Defining Spiritual and Religious Abuse

Last week I started to share with you a bit of what I know about spiritual abuse and spiritual trauma. I am sharing with you in anticipation of us coming together in person once again for worship and other events.

The past year has been traumatic. We have all been changed by the experience of this pandemic and all the challenges we've faced. We may not even be aware of all the ways we have changed. As we come together, it is important for us to have an understanding of trauma so that we can engage with one another with grace, empathy, and compassion.

Before we go too deep, let's clarify some terms:


Spiritual Abuse: When an indoctrinated person attempts to manipulate or control another person, using doctrine as a justification. It can happen in churches, intimate relationships, parent-child relationships, families, and friend groups... It can also be experienced as oppression or domination of individuals within a group. It includes Religious Trauma.

Spiritual Trauma: Harm done to a person's sense of self, understanding of life, system of beliefs, or experience of spirituality. This isn't always connected to an act or pattern of abuse.

Religious Abuse: A type of spiritual abuse.
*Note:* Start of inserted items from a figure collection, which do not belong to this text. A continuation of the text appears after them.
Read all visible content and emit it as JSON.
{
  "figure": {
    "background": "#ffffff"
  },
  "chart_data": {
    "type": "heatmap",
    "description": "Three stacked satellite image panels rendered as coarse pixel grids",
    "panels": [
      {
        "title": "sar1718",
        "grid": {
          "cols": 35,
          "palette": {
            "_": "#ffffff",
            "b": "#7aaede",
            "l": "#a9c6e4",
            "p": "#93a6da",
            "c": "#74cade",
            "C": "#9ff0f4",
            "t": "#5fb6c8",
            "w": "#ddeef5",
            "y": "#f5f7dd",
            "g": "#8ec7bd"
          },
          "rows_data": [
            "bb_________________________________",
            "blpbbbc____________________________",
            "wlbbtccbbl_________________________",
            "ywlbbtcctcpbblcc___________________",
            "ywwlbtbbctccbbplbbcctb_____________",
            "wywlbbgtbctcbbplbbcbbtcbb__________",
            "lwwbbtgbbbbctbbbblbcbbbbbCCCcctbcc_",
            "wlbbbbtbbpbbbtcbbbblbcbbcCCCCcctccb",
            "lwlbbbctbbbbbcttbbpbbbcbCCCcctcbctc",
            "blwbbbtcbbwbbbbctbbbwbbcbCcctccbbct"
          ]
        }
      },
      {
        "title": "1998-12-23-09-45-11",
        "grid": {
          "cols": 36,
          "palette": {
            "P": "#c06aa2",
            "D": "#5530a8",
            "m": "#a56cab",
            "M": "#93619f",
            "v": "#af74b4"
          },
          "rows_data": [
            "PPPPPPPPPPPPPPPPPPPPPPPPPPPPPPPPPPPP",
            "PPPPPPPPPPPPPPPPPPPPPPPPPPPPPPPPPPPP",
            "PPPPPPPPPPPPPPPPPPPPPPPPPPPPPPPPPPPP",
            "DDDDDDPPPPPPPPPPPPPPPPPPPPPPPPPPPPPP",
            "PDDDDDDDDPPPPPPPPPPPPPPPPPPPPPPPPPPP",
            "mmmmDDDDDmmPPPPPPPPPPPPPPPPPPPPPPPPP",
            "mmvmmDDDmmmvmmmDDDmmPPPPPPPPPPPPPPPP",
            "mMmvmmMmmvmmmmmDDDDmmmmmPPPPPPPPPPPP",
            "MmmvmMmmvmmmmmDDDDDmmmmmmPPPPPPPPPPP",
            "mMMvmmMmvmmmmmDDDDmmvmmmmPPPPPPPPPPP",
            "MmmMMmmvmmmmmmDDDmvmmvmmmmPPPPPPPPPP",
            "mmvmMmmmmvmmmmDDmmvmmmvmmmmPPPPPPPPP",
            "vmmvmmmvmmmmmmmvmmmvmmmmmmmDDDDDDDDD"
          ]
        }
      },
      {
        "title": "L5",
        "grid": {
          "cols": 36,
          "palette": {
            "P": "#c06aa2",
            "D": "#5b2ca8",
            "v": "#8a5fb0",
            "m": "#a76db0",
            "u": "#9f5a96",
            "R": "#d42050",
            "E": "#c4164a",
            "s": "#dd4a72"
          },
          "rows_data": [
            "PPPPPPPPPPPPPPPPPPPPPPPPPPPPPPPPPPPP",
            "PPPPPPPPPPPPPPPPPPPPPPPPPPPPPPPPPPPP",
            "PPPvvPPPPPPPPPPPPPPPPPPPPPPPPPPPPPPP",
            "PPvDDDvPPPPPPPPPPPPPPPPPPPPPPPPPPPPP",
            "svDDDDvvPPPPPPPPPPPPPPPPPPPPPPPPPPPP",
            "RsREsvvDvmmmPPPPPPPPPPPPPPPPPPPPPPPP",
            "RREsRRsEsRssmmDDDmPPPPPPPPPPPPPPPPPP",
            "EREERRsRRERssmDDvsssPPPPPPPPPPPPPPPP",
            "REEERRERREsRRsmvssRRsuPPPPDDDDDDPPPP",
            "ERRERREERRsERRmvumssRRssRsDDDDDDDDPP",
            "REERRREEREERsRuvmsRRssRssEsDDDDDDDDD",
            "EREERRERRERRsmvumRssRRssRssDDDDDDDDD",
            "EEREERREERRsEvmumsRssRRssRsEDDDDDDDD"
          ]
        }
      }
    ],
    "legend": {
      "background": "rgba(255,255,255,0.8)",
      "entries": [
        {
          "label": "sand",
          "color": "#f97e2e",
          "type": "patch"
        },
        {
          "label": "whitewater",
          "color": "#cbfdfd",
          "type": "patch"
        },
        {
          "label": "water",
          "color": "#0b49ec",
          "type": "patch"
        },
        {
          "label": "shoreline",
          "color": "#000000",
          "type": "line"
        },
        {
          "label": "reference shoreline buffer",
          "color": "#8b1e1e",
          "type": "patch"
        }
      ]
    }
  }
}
This term focuses on the abuse done within a particular religious community or tradition.

Religious Trauma: "The condition experienced by people who are struggling with leaving an authoritarian, dogmatic religion and coping with the damage of indoctrination. They may be going through the shattering of a personally meaningful faith and/or breaking away from a controlling community and lifestyle." - Dr. Marlene Winell

There is a lot of overlap between these terms, and different people experience them differently. The bottom line is that if you feel afraid to be yourself, guilty for something you don't actually feel is bad, ashamed of who you are on a regular basis, or if you feel used by an individual or group, then you may be in a spiritually abusive situation.

It is crucial at all times, in all relationships, in all groups, for you to maintain your own personal relationship with Spirit/God/Divine. A strong divine connection will help you notice the tensions and conflicts between your experience of God and your experience of a person, a group, or a religion.


Over the next few weeks I'll share more about how to maintain a strong spiritual connection of your own, how to recover from spiritual trauma, and how to tell the difference between conflict and abuse.